Administrators in the University of Minnesota’s Graduate School are designing a data portal in an effort to make student information more transparent and accessible.
The portal, which will be available to students and faculty online in fall 2018, will allow faculty and graduate students to view information about graduate application and admission trends from 2008 to 2018.
“The issue is that much of this data has been available, but in different places,” said Vice Provost and Dean of Graduate Education Scott Lanyon. “I actually was surprised by how much data is available. People were frequently asking for this information, so I thought, let’s make it easy.”
The data portal will include information on student majors, gender, race and ethnicity, as well as international and domestic status of past and current students. It will also include information about students’ degree completion rates, funding, scholarships, fellowships, grants and alumni career paths.
According to Lanyon, the Graduate School has committed to joining a coalition of universities and research institutions that address transparency called the Coalition for Next Generation Life Science.
Peter Espenshade, co-director of the coalition, said there is a growing concern students are unaware of the diversity of careers after education. While many students who receive Ph.D. training often pursue career paths in academia, they can also go into fields that aren’t closely related to their degrees, he said.

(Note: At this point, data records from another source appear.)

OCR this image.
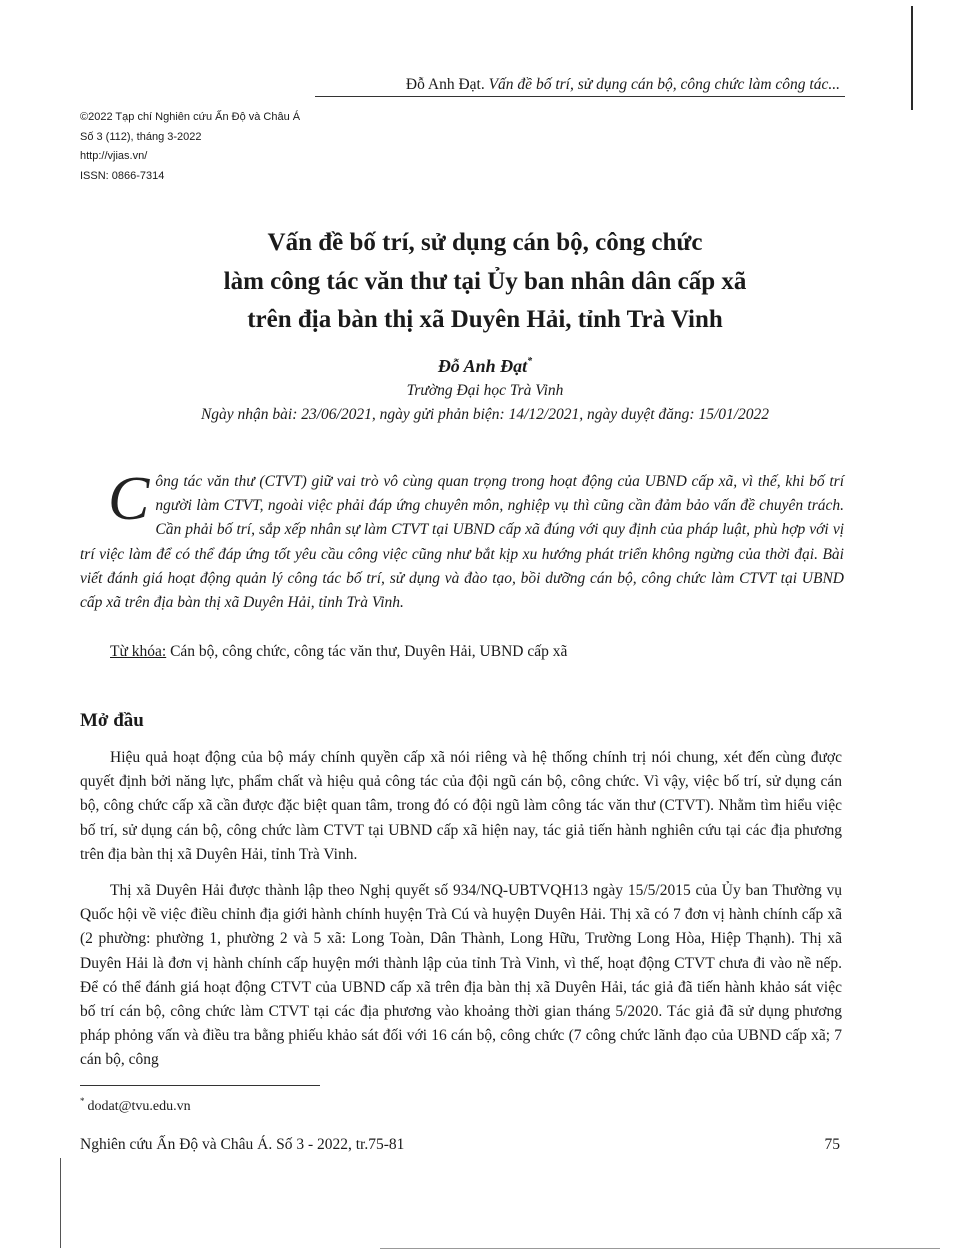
Đỗ Anh Đạt. Vấn đề bố trí, sử dụng cán bộ, công chức làm công tác...
©2022 Tạp chí Nghiên cứu Ấn Độ và Châu Á
Số 3 (112), tháng 3-2022
http://vjias.vn/
ISSN: 0866-7314
Vấn đề bố trí, sử dụng cán bộ, công chức
làm công tác văn thư tại Ủy ban nhân dân cấp xã
trên địa bàn thị xã Duyên Hải, tỉnh Trà Vinh
Đỗ Anh Đạt*
Trường Đại học Trà Vinh
Ngày nhận bài: 23/06/2021, ngày gửi phản biện: 14/12/2021, ngày duyệt đăng: 15/01/2022
Công tác văn thư (CTVT) giữ vai trò vô cùng quan trọng trong hoạt động của UBND cấp xã, vì thế, khi bố trí người làm CTVT, ngoài việc phải đáp ứng chuyên môn, nghiệp vụ thì cũng cần đảm bảo vấn đề chuyên trách. Cần phải bố trí, sắp xếp nhân sự làm CTVT tại UBND cấp xã đúng với quy định của pháp luật, phù hợp với vị trí việc làm để có thể đáp ứng tốt yêu cầu công việc cũng như bắt kịp xu hướng phát triển không ngừng của thời đại. Bài viết đánh giá hoạt động quản lý công tác bố trí, sử dụng và đào tạo, bồi dưỡng cán bộ, công chức làm CTVT tại UBND cấp xã trên địa bàn thị xã Duyên Hải, tỉnh Trà Vinh.
Từ khóa: Cán bộ, công chức, công tác văn thư, Duyên Hải, UBND cấp xã
Mở đầu

Hiệu quả hoạt động của bộ máy chính quyền cấp xã nói riêng và hệ thống chính trị nói chung, xét đến cùng được quyết định bởi năng lực, phẩm chất và hiệu quả công tác của đội ngũ cán bộ, công chức. Vì vậy, việc bố trí, sử dụng cán bộ, công chức cấp xã cần được đặc biệt quan tâm, trong đó có đội ngũ làm công tác văn thư (CTVT). Nhằm tìm hiểu việc bố trí, sử dụng cán bộ, công chức làm CTVT tại UBND cấp xã hiện nay, tác giả tiến hành nghiên cứu tại các địa phương trên địa bàn thị xã Duyên Hải, tỉnh Trà Vinh.

Thị xã Duyên Hải được thành lập theo Nghị quyết số 934/NQ-UBTVQH13 ngày 15/5/2015 của Ủy ban Thường vụ Quốc hội về việc điều chỉnh địa giới hành chính huyện Trà Cú và huyện Duyên Hải. Thị xã có 7 đơn vị hành chính cấp xã (2 phường: phường 1, phường 2 và 5 xã: Long Toàn, Dân Thành, Long Hữu, Trường Long Hòa, Hiệp Thạnh). Thị xã Duyên Hải là đơn vị hành chính cấp huyện mới thành lập của tỉnh Trà Vinh, vì thế, hoạt động CTVT chưa đi vào nề nếp. Để có thể đánh giá hoạt động CTVT của UBND cấp xã trên địa bàn thị xã Duyên Hải, tác giả đã tiến hành khảo sát việc bố trí cán bộ, công chức làm CTVT tại các địa phương vào khoảng thời gian tháng 5/2020. Tác giả đã sử dụng phương pháp phỏng vấn và điều tra bằng phiếu khảo sát đối với 16 cán bộ, công chức (7 công chức lãnh đạo của UBND cấp xã; 7 cán bộ, công

* dodat@tvu.edu.vn
Nghiên cứu Ấn Độ và Châu Á. Số 3 - 2022, tr.75-81	75
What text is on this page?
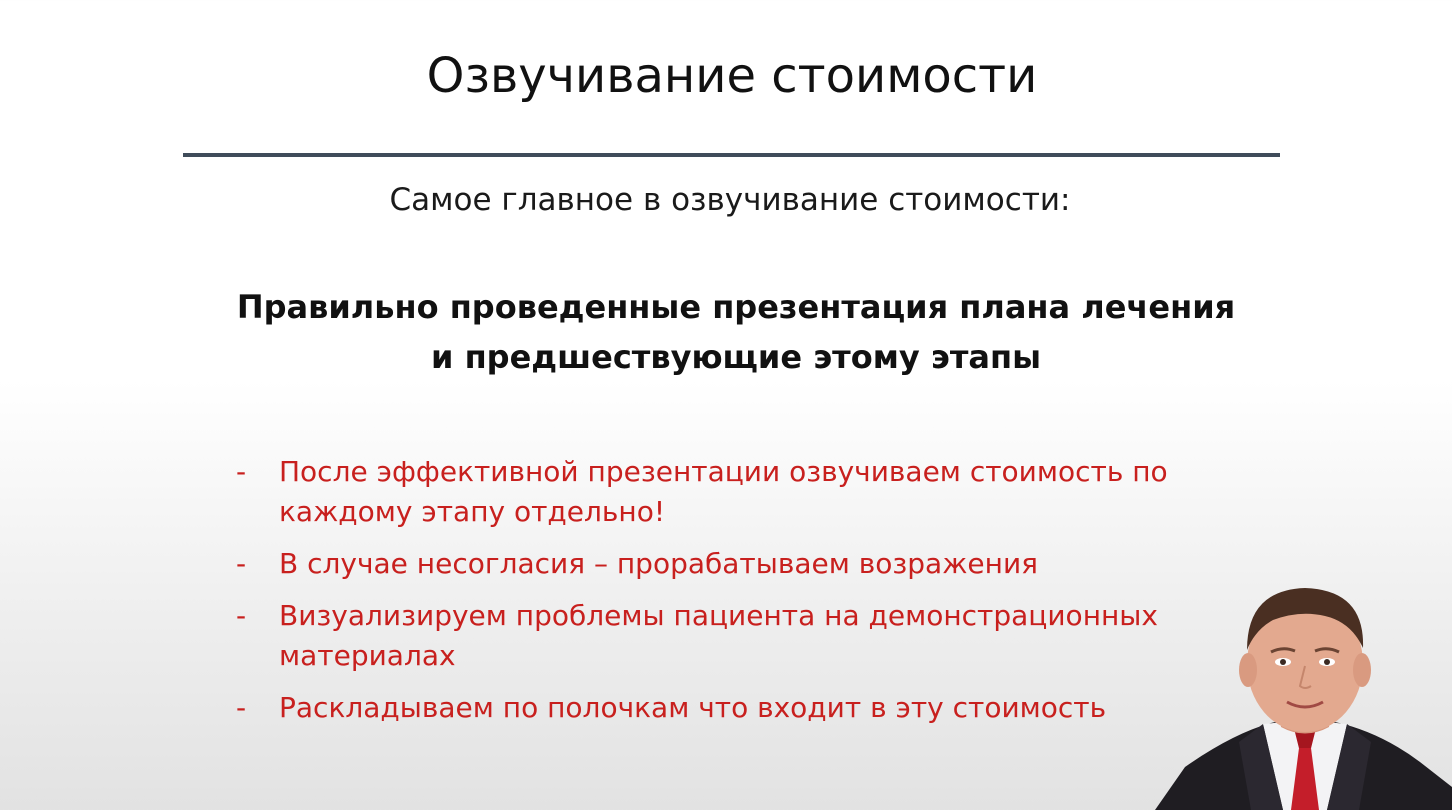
Озвучивание стоимости
Самое главное в озвучивание стоимости:
Правильно проведенные презентация плана лечения
и предшествующие этому этапы
- После эффективной презентации озвучиваем стоимость по каждому этапу отдельно!
- В случае несогласия – прорабатываем возражения
- Визуализируем проблемы пациента на демонстрационных материалах
- Раскладываем по полочкам что входит в эту стоимость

The coalition aims to help potential students choose an academic path and improve training for today’s Ph.D. students and post-doctoral fellows.

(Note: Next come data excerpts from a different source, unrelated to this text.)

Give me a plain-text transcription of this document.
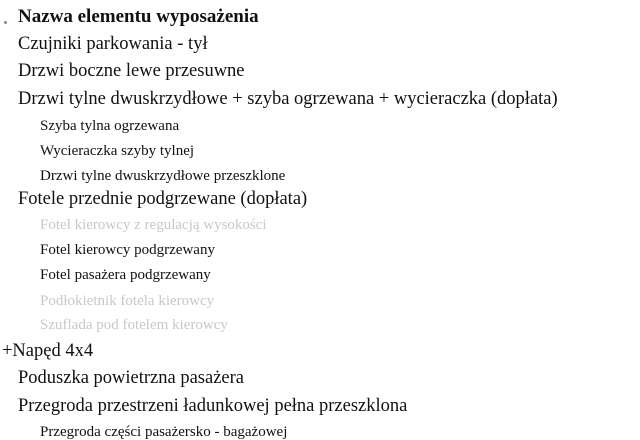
Nazwa elementu wyposażenia
Czujniki parkowania - tył
Drzwi boczne lewe przesuwne
Drzwi tylne dwuskrzydłowe + szyba ogrzewana + wycieraczka (dopłata)
Szyba tylna ogrzewana
Wycieraczka szyby tylnej
Drzwi tylne dwuskrzydłowe przeszklone
Fotele przednie podgrzewane (dopłata)
Fotel kierowcy z regulacją wysokości
Fotel kierowcy podgrzewany
Fotel pasażera podgrzewany
Podłokietnik fotela kierowcy
Szuflada pod fotelem kierowcy
+Napęd 4x4
Poduszka powietrzna pasażera
Przegroda przestrzeni ładunkowej pełna przeszklona
Przegroda części pasażersko - bagażowej
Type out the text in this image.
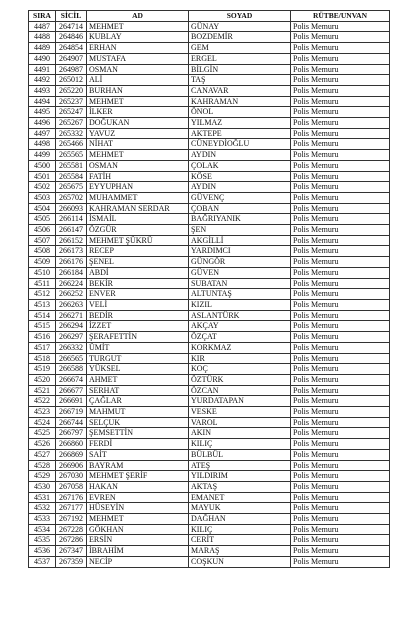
SIRA	SİCİL	AD	SOYAD	RÜTBE/UNVAN
4487	264714	MEHMET	GÜNAY	Polis Memuru
4488	264846	KUBLAY	BOZDEMİR	Polis Memuru
4489	264854	ERHAN	GEM	Polis Memuru
4490	264907	MUSTAFA	ERGEL	Polis Memuru
4491	264987	OSMAN	BİLGİN	Polis Memuru
4492	265012	ALİ	TAŞ	Polis Memuru
4493	265220	BURHAN	CANAVAR	Polis Memuru
4494	265237	MEHMET	KAHRAMAN	Polis Memuru
4495	265247	İLKER	ÖNOL	Polis Memuru
4496	265267	DOĞUKAN	YILMAZ	Polis Memuru
4497	265332	YAVUZ	AKTEPE	Polis Memuru
4498	265466	NİHAT	CÜNEYDİOĞLU	Polis Memuru
4499	265565	MEHMET	AYDIN	Polis Memuru
4500	265581	OSMAN	ÇOLAK	Polis Memuru
4501	265584	FATİH	KÖSE	Polis Memuru
4502	265675	EYYUPHAN	AYDIN	Polis Memuru
4503	265702	MUHAMMET	GÜVENÇ	Polis Memuru
4504	266093	KAHRAMAN SERDAR	ÇOBAN	Polis Memuru
4505	266114	İSMAİL	BAĞRIYANIK	Polis Memuru
4506	266147	ÖZGÜR	ŞEN	Polis Memuru
4507	266152	MEHMET ŞÜKRÜ	AKGİLLİ	Polis Memuru
4508	266173	RECEP	YARDIMCI	Polis Memuru
4509	266176	ŞENEL	GÜNGÖR	Polis Memuru
4510	266184	ABDİ	GÜVEN	Polis Memuru
4511	266224	BEKİR	SUBATAN	Polis Memuru
4512	266252	ENVER	ALTUNTAŞ	Polis Memuru
4513	266263	VELİ	KIZIL	Polis Memuru
4514	266271	BEDİR	ASLANTÜRK	Polis Memuru
4515	266294	İZZET	AKÇAY	Polis Memuru
4516	266297	ŞERAFETTİN	ÖZÇAT	Polis Memuru
4517	266332	ÜMİT	KORKMAZ	Polis Memuru
4518	266565	TURGUT	KIR	Polis Memuru
4519	266588	YÜKSEL	KOÇ	Polis Memuru
4520	266674	AHMET	ÖZTÜRK	Polis Memuru
4521	266677	SERHAT	ÖZCAN	Polis Memuru
4522	266691	ÇAĞLAR	YURDATAPAN	Polis Memuru
4523	266719	MAHMUT	VESKE	Polis Memuru
4524	266744	SELÇUK	VAROL	Polis Memuru
4525	266797	ŞEMSETTİN	AKIN	Polis Memuru
4526	266860	FERDİ	KILIÇ	Polis Memuru
4527	266869	SAİT	BÜLBÜL	Polis Memuru
4528	266906	BAYRAM	ATEŞ	Polis Memuru
4529	267030	MEHMET ŞERİF	YILDIRIM	Polis Memuru
4530	267058	HAKAN	AKTAŞ	Polis Memuru
4531	267176	EVREN	EMANET	Polis Memuru
4532	267177	HÜSEYİN	MAYUK	Polis Memuru
4533	267192	MEHMET	DAĞHAN	Polis Memuru
4534	267228	GÖKHAN	KILIÇ	Polis Memuru
4535	267286	ERSİN	CERİT	Polis Memuru
4536	267347	İBRAHİM	MARAŞ	Polis Memuru
4537	267359	NECİP	COŞKUN	Polis Memuru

“One barrier is the lack of available data,” he said. “It allows the student to be more informed.”
The Association of American Universities made a statement in September urging universities around the country to commit to increasing transparency in order to improve Ph.D. education.
This includes allowing access to information about “student demographics, time to [complete a] degree, financial support and career paths and outcomes within and outside academia,” the statement reads.
Lanyon attended a University Senate Faculty Affairs Committee hearing in February to notify University governance of the school’s move to the portal.
Lanyon said some people may be concerned about publicizing certain information, but added that anonymity is still important.
Molly Schwartz, strategic communications consultant in the Graduate School, is working with Lanyon on designing the portal. She identifies significant data and works to make it comprehensible and cohesive.
Meetings with the Graduate School’s individual colleges will begin next week, Lanyon said.
“We’re providing a data portal for each of the [graduate school’s] colleges,” Schwartz said. “We’re going to provide all this information to the colleges and say ‘what information would you not be comfortable sharing, and if so, why?’”
Users will sign in with their University x500 account, but the actual data is housed on a server called Tableau. Some data will be made publicly available in January.
“There’s a lot of layers of security right now,” Schwartz said. “We’re trying to figure out what people are comfortable sharing publicly.”